Konsequent kommt Paul zu dem Ergebnis, dass keineswegs der Mangel an einer Staatskirche der Grund war, warum die USA so religiös geworden ist, sondern die mangelnde soziale Gerechtigkeit. Was wir also nicht brauchen sind säkulare Organisationen, welche die sozialen Angebote der Religionen nachahmen, denn wie die religiösen Sozialträger werden auch die humanistischen aussterben, sobald der Staat seine oben genannten Aufgaben wahrnimmt. Sollte der Staat das nicht tun und weiterhin auf seinen „neoliberalen“ Kurs setzen, wird auch die Religiosität und der Irrsinn allgemein weiter ansteigen. Da hilft dann auch kein praktischer Humanismus mehr. In der Tat ist dieser aufgrund seines vergleichsweise geringen Wahnsinns nicht konkurrenzfähig in Krisenzeiten.

Stalin und Hitler

In diesem Positionspapier ist noch so ein komischer Absatz drin:

„Manche säkular Engagierte müssen offenbar daran erinnert werden, dass etwa die Eugenikphantasien vieler säkularer SzientistInnen und PositivistInnenin der jüngeren europäischen Geschichte eine wichtige Grundlage für verbrecherischen Praktiken von Massenmord und -verstümmelung geliefert haben. Aber auch an die Technisierungsphantasien vieler AgrarexpertInnen ist zu erinnern, wie sie – nicht nur im Stalinismus – die Grundlage zu einem faktischen Massenmord an Bäuerinnen und Bauern gebildet haben.“

Wie jetzt? Das ist doch wohl hoffentlich keine Variante des Stalin-und-Hitler-Arguments? Des Arguments, das ich schon eine Zillion mal in Quadrillionen von Artikeln widerlegt habe, wie jeder der Neuen Atheisten? Irgendetwas daran muss verdammt schwer zu verstehen sein. Also: Ja, Atheisten haben Verbrechen begangen (zum Beispiel dieses absurde Positionspapier), aber sie haben diese Verbrechen nicht aufgrund ihres Atheismus begangen! Ein paar dieser teuflischen Szientisten hatten gewiss weiße Kittel an, als sie ihre frankensteinischen Experimente durchführten, aber das heißt nicht, dass sie diese Experimente aufgrund ihrer weißen Kittel gemacht haben!

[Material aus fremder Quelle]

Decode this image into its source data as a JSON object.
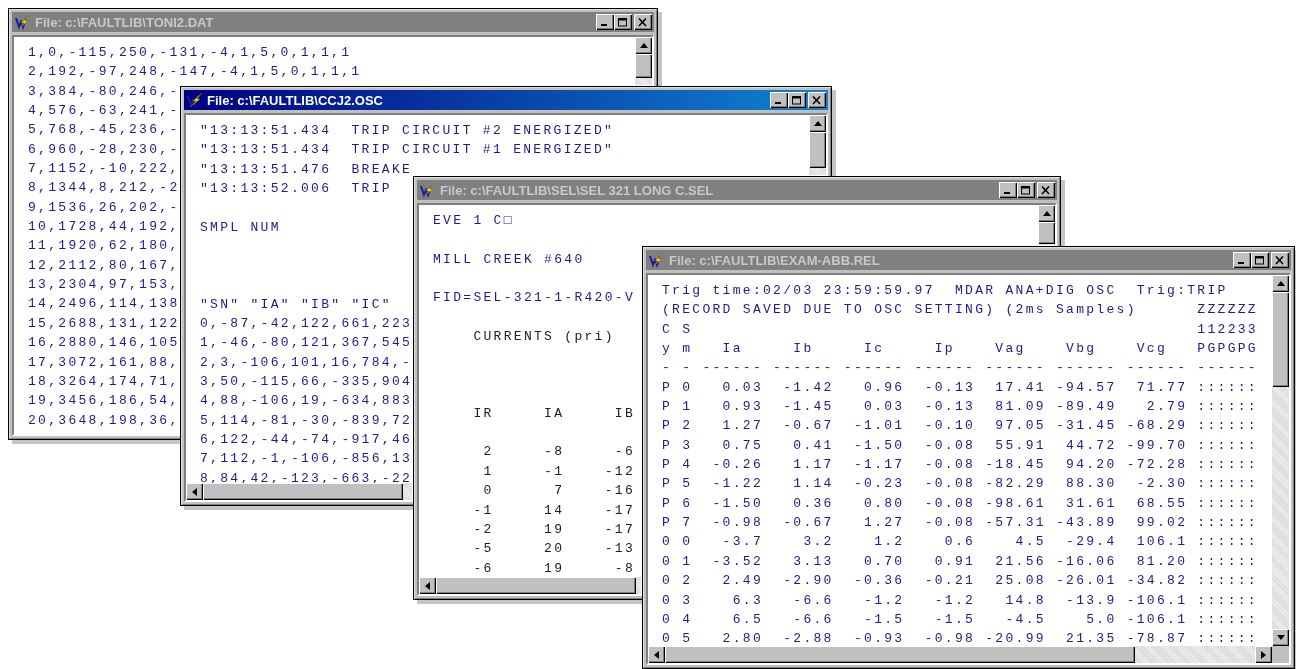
{
  "windows": [
    {
      "title": "File: c:\\FAULTLIB\\TONI2.DAT",
      "active": false,
      "horizontal_scrollbar": false,
      "lines": [
        {
          "text": "1,0,-115,250,-131,-4,1,5,0,1,1,1"
        },
        {
          "text": "2,192,-97,248,-147,-4,1,5,0,1,1,1"
        },
        {
          "text": "3,384,-80,246,-"
        },
        {
          "text": "4,576,-63,241,-"
        },
        {
          "text": "5,768,-45,236,-"
        },
        {
          "text": "6,960,-28,230,-"
        },
        {
          "text": "7,1152,-10,222,"
        },
        {
          "text": "8,1344,8,212,-2"
        },
        {
          "text": "9,1536,26,202,-"
        },
        {
          "text": "10,1728,44,192,"
        },
        {
          "text": "11,1920,62,180,"
        },
        {
          "text": "12,2112,80,167,"
        },
        {
          "text": "13,2304,97,153,"
        },
        {
          "text": "14,2496,114,138"
        },
        {
          "text": "15,2688,131,122"
        },
        {
          "text": "16,2880,146,105"
        },
        {
          "text": "17,3072,161,88,"
        },
        {
          "text": "18,3264,174,71,"
        },
        {
          "text": "19,3456,186,54,"
        },
        {
          "text": "20,3648,198,36,"
        }
      ]
    },
    {
      "title": "File: c:\\FAULTLIB\\CCJ2.OSC",
      "active": true,
      "horizontal_scrollbar": true,
      "lines": [
        {
          "text": "\"13:13:51.434  TRIP CIRCUIT #2 ENERGIZED\""
        },
        {
          "text": "\"13:13:51.434  TRIP CIRCUIT #1 ENERGIZED\""
        },
        {
          "text": "\"13:13:51.476  BREAKE"
        },
        {
          "text": "\"13:13:52.006  TRIP"
        },
        {
          "text": "SMPL NUM"
        },
        {
          "text": "\"SN\" \"IA\" \"IB\" \"IC\""
        },
        {
          "text": "0,-87,-42,122,661,223"
        },
        {
          "text": "1,-46,-80,121,367,545"
        },
        {
          "text": "2,3,-106,101,16,784,-"
        },
        {
          "text": "3,50,-115,66,-335,904"
        },
        {
          "text": "4,88,-106,19,-634,883"
        },
        {
          "text": "5,114,-81,-30,-839,72"
        },
        {
          "text": "6,122,-44,-74,-917,46"
        },
        {
          "text": "7,112,-1,-106,-856,13"
        },
        {
          "text": "8,84,42,-123,-663,-22"
        }
      ]
    },
    {
      "title": "File: c:\\FAULTLIB\\SEL\\SEL 321 LONG C.SEL",
      "active": false,
      "horizontal_scrollbar": true,
      "lines": [
        {
          "text": "EVE 1 C□",
          "color": "#1c1c8c"
        },
        {
          "text": "MILL CREEK #640",
          "color": "#1c1c8c"
        },
        {
          "text": "FID=SEL-321-1-R420-V",
          "color": "#1c1c8c"
        },
        {
          "text": "    CURRENTS (pri)",
          "color": "#202020"
        },
        {
          "text": "    IR     IA     IB",
          "color": "#202020"
        },
        {
          "text": "     2     -8     -6",
          "color": "#202020"
        },
        {
          "text": "     1     -1    -12",
          "color": "#202020"
        },
        {
          "text": "     0      7    -16",
          "color": "#202020"
        },
        {
          "text": "    -1     14    -17",
          "color": "#202020"
        },
        {
          "text": "    -2     19    -17",
          "color": "#202020"
        },
        {
          "text": "    -5     20    -13",
          "color": "#202020"
        },
        {
          "text": "    -6     19     -8",
          "color": "#202020"
        }
      ]
    },
    {
      "title": "File: c:\\FAULTLIB\\EXAM-ABB.REL",
      "active": false,
      "horizontal_scrollbar": true,
      "lines": [
        {
          "text": "Trig time:02/03 23:59:59.97  MDAR ANA+DIG OSC  Trig:TRIP"
        },
        {
          "text": "(RECORD SAVED DUE TO OSC SETTING) (2ms Samples)      ZZZZZZ"
        },
        {
          "text": "C S                                                  112233"
        },
        {
          "text": "y m   Ia     Ib     Ic     Ip    Vag    Vbg    Vcg   PGPGPG"
        },
        {
          "text": "- - ------ ------ ------ ------ ------ ------ ------ ------"
        },
        {
          "text": "P 0   0.03  -1.42   0.96  -0.13  17.41 -94.57  71.77 ::::::"
        },
        {
          "text": "P 1   0.93  -1.45   0.03  -0.13  81.09 -89.49   2.79 ::::::"
        },
        {
          "text": "P 2   1.27  -0.67  -1.01  -0.10  97.05 -31.45 -68.29 ::::::"
        },
        {
          "text": "P 3   0.75   0.41  -1.50  -0.08  55.91  44.72 -99.70 ::::::"
        },
        {
          "text": "P 4  -0.26   1.17  -1.17  -0.08 -18.45  94.20 -72.28 ::::::"
        },
        {
          "text": "P 5  -1.22   1.14  -0.23  -0.08 -82.29  88.30  -2.30 ::::::"
        },
        {
          "text": "P 6  -1.50   0.36   0.80  -0.08 -98.61  31.61  68.55 ::::::"
        },
        {
          "text": "P 7  -0.98  -0.67   1.27  -0.08 -57.31 -43.89  99.02 ::::::"
        },
        {
          "text": "0 0   -3.7    3.2    1.2    0.6    4.5  -29.4  106.1 ::::::"
        },
        {
          "text": "0 1  -3.52   3.13   0.70   0.91  21.56 -16.06  81.20 ::::::"
        },
        {
          "text": "0 2   2.49  -2.90  -0.36  -0.21  25.08 -26.01 -34.82 ::::::"
        },
        {
          "text": "0 3    6.3   -6.6   -1.2   -1.2   14.8  -13.9 -106.1 ::::::"
        },
        {
          "text": "0 4    6.5   -6.6   -1.5   -1.5   -4.5    5.0 -106.1 ::::::"
        },
        {
          "text": "0 5   2.80  -2.88  -0.93  -0.98 -20.99  21.35 -78.87 ::::::"
        }
      ]
    }
  ]
}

Nein, ich weigere mich, für Stalin und für verrückte Szientisten Verantwortung zu übernehmen, nur weil mich die Gottesbeweise nicht überzeugen! Zeigt mir eine Gesellschaft, die auf den Prinzipien von Epikur, Spinoza, Thomas Jefferson, Tom Paine, Albert Einstein, Bertrand Russel begründet wurde und die in Völkermord und Holocaust ausgeartet ist, dann, und nur dann, können wir weiter reden!

Umringt von Feinden

Und noch eine letzte Bemerkung: Der HVD spricht von „Feindbestimmung“ und von „feindlichen Kräften“. Das geschieht wohl, wenn man Kuschelatheisten in die Ecke drängt oder sie sich grundlos in diese gedrängt fühlen. Aber mit „Feinden“ kann ich nichts anfangen. So würde ich allenfalls die allerschlimmsten Gotteskrieger nennen wollen. Wir sind hier keine „Feinde“, womit ich durchaus auch unsere religiösen Gegenspieler meine, nein, wir sind Gegner in einem öffentlichen Diskurs innerhalb einer freien Gesellschaft, nichts sonst!